My Lords, this is an interesting and nuanced—to coin a word we used earlier—debate. I am probably the only person here who has had to deal with a national security issue that impacted a consumer brand in real time on television. I must say that 30 days was not an option—30 minutes was not an option. Picking up on the point of the noble Earl, Lord Erroll, the time is entirely dependent on the nature of the crisis or security breach. My fear is that 30 days becomes a target rather than an injunction.

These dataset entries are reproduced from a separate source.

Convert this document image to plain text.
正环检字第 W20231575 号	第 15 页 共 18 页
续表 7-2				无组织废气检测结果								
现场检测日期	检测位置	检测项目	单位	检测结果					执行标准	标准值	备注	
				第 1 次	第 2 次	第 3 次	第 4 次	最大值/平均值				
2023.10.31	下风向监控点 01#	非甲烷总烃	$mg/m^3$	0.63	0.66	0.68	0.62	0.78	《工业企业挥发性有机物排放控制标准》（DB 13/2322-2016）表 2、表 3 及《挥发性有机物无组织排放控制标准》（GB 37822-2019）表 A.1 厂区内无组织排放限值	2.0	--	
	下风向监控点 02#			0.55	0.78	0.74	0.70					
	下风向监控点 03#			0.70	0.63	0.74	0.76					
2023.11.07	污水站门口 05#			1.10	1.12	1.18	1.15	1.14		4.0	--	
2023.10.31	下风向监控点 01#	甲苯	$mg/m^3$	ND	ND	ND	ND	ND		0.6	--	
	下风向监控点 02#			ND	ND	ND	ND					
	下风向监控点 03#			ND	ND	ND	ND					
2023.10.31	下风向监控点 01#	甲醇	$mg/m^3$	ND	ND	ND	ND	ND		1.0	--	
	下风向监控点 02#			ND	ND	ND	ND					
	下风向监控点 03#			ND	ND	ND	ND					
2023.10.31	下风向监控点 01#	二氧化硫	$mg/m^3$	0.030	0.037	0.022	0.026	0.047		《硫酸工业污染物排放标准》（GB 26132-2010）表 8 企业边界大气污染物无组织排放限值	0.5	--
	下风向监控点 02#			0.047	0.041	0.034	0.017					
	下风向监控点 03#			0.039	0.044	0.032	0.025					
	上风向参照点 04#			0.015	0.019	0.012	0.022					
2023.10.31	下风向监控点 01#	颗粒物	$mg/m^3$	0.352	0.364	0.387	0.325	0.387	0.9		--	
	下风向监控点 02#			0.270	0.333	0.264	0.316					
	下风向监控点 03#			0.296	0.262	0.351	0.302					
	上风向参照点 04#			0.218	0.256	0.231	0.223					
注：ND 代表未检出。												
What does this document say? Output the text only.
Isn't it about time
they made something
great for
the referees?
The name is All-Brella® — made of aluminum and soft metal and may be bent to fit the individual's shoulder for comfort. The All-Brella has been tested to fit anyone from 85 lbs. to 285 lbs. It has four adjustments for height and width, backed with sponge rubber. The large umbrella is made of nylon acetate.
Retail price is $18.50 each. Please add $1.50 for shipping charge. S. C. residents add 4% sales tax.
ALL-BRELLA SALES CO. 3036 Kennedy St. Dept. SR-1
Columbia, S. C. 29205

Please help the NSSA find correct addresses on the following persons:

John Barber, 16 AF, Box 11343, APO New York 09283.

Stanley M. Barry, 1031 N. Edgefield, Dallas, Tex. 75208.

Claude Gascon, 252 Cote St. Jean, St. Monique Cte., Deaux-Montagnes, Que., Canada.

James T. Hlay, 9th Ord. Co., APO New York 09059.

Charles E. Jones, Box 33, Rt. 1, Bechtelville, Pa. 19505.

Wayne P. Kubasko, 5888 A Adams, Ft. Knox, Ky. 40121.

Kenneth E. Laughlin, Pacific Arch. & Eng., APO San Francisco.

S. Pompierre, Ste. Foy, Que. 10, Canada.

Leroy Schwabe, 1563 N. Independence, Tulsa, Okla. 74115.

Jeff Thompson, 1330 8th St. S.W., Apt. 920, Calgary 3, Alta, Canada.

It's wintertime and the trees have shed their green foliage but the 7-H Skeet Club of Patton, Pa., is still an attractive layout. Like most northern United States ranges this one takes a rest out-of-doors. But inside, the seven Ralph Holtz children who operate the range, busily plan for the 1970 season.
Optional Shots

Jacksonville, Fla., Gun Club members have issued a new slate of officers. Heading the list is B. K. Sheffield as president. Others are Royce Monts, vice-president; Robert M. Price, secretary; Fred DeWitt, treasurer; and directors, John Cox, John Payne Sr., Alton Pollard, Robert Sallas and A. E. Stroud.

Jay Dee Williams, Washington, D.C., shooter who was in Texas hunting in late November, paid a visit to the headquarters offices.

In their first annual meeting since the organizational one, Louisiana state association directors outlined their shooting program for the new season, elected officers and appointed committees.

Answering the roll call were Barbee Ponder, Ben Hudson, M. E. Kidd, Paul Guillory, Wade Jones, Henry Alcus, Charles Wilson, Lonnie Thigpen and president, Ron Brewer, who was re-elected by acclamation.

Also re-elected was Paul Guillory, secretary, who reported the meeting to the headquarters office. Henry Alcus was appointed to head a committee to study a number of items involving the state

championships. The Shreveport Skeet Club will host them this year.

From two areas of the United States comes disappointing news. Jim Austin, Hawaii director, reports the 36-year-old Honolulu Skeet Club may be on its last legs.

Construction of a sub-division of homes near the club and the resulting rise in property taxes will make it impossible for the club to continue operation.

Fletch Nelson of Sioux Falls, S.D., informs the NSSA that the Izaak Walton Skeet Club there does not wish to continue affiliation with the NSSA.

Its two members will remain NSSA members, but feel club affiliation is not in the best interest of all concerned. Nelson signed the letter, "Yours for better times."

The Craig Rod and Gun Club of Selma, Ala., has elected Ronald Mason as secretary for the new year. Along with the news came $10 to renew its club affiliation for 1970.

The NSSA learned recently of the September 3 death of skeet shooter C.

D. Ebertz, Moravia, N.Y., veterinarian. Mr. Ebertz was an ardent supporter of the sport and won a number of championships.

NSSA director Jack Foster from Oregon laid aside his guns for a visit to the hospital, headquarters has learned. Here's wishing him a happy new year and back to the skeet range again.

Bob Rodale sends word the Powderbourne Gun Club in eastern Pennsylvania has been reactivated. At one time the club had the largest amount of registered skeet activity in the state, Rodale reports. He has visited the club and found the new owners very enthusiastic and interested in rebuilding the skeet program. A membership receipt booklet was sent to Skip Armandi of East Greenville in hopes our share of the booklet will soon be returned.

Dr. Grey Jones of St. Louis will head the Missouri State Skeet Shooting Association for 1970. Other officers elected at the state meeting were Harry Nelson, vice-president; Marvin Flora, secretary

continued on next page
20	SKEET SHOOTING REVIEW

I think the point here is “no burial”. I assure colleagues and others in this Room that our amendments do not intend to bury the issue either, but to introduce some equivocation in the event that not announcing something makes things more secure than announcing them. The point of this is not to protect the reputation or otherwise of the network, but to protect consumers and the integrity and security of the network. That is the decision Ofcom would need to make. That would be its call. Its default position would be that it needs to be communicated to consumers as quickly as is sensible, unless there is a reason not to communicate it, and it would be up to the network providers to put their position forward. However, there are definitely times when it should not be communicated. At the moment the Bill seems rather unequivocal in its approach.
My Lords, I saw this and thought that I really did not understand why the Government were doing it. I saw what the Constitution Committee had said and realised that it did not understand why it was needed. I cannot believe that you can have a proper appeal if you ignore the merits of the case. I probably have an overdeveloped sense of justice and I think that to have an appeal where you are not allowed to present half the case or whatever is not a proper appeal. In fact, what you find is that the system can use procedural things to run rings around people who have a very justifiable complaint about something. I did not like the look of it and I entirely agree with everything that the noble Lord, Lord Clement-Jones, said.
My Lords, I am not going to attempt to outlawyer my noble friend Lord Clement-Jones. I may not be a lawyer, but I am suspicious or, indeed, perhaps ultra-suspicious. What is the department seeking to avoid by removing what would seem to be natural justice from this process? What are the Government seeking to protect themselves from in advance? Who are they frightened of?
I do not think I know the answers to these questions, but I know that there is someone or something there that the department is seeking to avoid in advance. For those reasons, we should be extraordinarily suspicious, just as suspicious as I am. I ask the Minister: what is the justification? What are the Government scared of?